Андрей слышал, как что-то упало со звоном, громкое шуршание и потрескивание, высокий взволнованный голос Максима Владимировича: «Верочка! Верочка! Иди скорее, Андрюша звонит!»
«Такое впечатление, — подумал Андрей, — что он свалился на пол, смахнув все со стола, и верещит. И давно я ему “Андрюша”?»
— Сыночек? — взволнованно спросила мама. — Что случилось?
— Да ничего не случилось. Просто позвонил. Нечего переполох устраивать.
— Просто позвонил?.. Но ты никогда раньше…
— Мама, как ты себя чувствуешь?
— Хорошо.
— Как здоровье Максима Владимировича?
— Что? — не поверила своим ушам мама, на несколько секунд замолчала и заговорила не своим голосом, точно ей горло стиснули: — Полгода назад инфаркт был… обширный… но сейчас уже лучше… Андрей! Что все-таки произошло?
— Рог сгнил и отвалился.
— Какой рог? Не понимаю!
— Которым я упирался. Не обращай внимания. Мама, я женюсь, и у меня ребенок.
— Женишься на женщине с ребенком?
— Нет, это она женится на мне с ребенком.
Марина, которая крутилась рядом и нахально подслушивала, закатила глаза и постучала по лбу.
— То есть она, Марина, мою невесту зовут Марина, выходит за меня замуж.
«Довольна?» — беззвучно спросил Марину Андрей.
— Сыночек, ты не выпивши? Я ничего не понимаю! — жалобно простонала мама.

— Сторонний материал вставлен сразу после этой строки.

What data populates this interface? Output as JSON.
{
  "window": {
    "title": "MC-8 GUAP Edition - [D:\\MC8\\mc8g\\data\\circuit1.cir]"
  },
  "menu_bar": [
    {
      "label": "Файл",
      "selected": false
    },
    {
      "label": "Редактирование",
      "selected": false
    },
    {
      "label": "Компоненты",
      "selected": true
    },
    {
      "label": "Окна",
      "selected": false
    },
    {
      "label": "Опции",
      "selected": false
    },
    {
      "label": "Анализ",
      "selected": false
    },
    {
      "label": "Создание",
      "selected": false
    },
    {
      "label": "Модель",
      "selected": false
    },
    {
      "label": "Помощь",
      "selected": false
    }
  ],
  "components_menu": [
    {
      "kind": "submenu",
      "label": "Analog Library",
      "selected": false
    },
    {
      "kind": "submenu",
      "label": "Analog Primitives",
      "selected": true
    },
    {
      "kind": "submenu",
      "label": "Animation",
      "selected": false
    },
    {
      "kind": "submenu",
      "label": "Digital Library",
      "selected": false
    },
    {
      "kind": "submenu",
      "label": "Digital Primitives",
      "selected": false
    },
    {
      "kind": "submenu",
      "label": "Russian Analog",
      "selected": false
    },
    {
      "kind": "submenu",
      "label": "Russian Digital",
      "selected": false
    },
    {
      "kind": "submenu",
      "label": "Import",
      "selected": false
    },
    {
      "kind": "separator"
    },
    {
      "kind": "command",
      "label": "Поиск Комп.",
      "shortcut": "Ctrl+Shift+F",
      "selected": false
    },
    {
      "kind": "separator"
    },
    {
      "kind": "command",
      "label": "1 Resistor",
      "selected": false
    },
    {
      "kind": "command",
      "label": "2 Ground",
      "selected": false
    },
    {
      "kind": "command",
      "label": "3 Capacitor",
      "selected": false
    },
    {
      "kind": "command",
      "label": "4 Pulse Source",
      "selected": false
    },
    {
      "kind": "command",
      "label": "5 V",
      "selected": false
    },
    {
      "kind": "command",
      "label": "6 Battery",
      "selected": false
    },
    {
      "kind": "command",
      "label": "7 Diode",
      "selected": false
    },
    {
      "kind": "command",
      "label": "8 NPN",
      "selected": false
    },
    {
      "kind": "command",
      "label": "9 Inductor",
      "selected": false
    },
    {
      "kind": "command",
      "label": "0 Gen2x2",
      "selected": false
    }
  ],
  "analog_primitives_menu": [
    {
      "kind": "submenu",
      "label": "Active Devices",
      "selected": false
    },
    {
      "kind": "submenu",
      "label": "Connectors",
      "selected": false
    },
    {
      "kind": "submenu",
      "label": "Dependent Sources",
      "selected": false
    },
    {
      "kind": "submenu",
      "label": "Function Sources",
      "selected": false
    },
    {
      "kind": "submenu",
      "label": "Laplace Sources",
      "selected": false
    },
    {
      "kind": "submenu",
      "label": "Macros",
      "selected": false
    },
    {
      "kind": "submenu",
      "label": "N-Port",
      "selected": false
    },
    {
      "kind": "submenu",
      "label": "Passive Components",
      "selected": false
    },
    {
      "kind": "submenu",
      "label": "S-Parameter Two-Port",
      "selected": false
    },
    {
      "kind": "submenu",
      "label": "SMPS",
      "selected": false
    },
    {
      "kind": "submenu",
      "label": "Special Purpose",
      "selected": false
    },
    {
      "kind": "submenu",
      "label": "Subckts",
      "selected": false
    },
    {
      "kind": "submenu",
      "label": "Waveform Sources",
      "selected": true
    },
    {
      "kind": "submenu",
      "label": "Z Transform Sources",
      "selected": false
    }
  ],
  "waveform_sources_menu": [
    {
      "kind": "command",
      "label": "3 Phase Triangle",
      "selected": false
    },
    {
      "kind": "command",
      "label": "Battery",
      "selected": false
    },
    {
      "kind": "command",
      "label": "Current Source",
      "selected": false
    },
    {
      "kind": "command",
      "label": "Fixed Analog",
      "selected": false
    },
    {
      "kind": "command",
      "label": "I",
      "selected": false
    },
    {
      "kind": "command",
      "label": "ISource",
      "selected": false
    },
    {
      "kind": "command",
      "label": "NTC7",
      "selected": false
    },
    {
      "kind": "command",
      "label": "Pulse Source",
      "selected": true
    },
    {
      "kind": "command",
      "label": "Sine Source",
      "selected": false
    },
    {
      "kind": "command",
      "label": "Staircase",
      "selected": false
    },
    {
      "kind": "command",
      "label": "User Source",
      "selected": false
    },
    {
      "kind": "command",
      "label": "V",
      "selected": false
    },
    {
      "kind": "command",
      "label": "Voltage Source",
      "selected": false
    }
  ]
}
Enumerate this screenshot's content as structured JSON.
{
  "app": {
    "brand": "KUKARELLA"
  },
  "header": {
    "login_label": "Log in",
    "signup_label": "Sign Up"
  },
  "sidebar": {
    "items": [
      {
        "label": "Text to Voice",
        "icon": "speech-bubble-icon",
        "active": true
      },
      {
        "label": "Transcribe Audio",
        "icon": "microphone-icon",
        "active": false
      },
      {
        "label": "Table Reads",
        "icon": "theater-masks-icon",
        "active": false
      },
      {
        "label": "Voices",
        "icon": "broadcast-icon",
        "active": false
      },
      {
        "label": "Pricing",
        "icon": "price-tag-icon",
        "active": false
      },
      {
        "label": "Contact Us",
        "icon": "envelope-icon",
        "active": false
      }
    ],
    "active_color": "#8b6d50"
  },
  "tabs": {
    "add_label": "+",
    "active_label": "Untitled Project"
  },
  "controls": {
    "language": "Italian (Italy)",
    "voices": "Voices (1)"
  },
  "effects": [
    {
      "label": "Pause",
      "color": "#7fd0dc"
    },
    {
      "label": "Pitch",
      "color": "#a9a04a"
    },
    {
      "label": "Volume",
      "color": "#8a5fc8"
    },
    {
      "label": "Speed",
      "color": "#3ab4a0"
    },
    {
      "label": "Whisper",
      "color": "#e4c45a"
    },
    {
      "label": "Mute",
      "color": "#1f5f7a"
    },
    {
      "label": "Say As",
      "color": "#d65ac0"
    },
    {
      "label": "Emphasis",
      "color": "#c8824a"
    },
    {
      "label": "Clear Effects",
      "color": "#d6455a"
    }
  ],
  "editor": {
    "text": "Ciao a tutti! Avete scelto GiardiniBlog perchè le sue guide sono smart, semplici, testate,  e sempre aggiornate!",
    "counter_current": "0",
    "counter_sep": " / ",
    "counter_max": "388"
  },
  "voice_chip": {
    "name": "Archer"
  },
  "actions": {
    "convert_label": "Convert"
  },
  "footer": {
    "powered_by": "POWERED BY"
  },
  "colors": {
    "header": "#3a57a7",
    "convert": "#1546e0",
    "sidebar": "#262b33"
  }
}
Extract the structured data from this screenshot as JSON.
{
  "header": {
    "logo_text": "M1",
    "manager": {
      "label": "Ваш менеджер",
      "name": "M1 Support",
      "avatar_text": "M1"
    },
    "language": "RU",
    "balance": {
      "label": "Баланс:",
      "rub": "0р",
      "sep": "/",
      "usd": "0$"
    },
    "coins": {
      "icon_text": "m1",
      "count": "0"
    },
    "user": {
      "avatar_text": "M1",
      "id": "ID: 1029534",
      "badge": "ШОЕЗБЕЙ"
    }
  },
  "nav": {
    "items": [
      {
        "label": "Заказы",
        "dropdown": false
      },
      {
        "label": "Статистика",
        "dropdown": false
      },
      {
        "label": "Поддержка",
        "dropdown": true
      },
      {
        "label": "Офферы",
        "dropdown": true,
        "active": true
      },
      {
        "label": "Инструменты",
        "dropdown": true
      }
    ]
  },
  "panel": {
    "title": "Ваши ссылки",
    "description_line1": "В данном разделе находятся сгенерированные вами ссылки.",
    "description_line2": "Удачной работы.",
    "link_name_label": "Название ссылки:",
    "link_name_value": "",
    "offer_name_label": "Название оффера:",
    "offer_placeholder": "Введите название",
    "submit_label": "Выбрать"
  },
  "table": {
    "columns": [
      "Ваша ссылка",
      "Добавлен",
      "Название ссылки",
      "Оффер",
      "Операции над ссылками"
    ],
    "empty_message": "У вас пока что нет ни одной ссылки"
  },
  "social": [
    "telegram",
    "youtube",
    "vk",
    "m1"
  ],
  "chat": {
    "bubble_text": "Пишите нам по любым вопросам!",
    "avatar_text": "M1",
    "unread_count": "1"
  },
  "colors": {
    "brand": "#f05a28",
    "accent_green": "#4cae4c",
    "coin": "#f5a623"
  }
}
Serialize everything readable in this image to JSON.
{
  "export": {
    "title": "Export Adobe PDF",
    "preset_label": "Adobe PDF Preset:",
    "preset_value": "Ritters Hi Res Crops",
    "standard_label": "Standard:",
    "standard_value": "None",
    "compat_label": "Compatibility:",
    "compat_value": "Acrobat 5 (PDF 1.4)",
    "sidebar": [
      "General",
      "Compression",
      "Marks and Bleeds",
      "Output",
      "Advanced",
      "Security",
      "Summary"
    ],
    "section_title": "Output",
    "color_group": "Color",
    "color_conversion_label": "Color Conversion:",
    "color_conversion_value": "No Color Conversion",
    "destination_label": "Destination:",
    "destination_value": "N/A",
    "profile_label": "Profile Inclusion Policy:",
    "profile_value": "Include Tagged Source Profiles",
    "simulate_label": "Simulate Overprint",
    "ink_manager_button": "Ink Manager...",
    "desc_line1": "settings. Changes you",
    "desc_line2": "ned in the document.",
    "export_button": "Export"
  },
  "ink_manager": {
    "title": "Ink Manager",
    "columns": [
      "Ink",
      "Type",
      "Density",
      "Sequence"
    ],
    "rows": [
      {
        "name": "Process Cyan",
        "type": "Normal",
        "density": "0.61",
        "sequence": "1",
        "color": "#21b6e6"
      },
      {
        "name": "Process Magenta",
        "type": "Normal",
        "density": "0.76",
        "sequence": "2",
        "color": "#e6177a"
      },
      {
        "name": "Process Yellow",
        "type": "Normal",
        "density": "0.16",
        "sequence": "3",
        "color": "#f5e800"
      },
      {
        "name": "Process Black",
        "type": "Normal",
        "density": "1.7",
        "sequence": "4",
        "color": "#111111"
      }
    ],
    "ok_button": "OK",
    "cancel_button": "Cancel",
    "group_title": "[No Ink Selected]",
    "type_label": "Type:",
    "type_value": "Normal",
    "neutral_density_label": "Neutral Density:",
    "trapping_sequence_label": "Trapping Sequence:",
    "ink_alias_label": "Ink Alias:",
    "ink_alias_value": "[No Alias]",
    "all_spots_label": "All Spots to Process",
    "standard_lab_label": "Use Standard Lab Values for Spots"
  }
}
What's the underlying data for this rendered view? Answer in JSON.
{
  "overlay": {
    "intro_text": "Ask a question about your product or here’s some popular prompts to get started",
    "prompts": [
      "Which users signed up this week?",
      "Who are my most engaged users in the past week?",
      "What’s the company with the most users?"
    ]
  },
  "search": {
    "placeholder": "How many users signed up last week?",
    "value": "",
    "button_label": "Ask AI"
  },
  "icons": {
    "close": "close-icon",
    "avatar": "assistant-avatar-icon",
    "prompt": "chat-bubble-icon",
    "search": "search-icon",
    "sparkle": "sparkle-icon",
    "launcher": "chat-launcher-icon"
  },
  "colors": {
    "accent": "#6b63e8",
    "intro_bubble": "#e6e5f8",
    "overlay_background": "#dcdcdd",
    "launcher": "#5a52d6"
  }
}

— Сделаем вот как! На следующие выходные мы к вам прилетим, познакомитесь с Мариной. Мама, ты плачешь? Не надо! Все отлично! Хочешь, я тебе завтра позвоню?
— Правда позвонишь? И приедешь?
— Обязательно! Целую тебя! Пока! Привет Максиму Владимировичу.
«Как бы у полковника второго инфаркта не случилось», — подумал Андрей, опуская трубку. И еще он представил, как толстый полковник берет мамины руки, утешает. (Сегодня за ужином Андрей, после толчка Марины в бок, впервые увидел, как Семен Алексеевич держит за руки Мариванну.) И эта картина — мама в объятиях отчима — впервые не вызвала у него отвращения.
Кажется, он обеспечил маме бессонную ночь. Но уж очень не хотелось душить прекрасные порывы.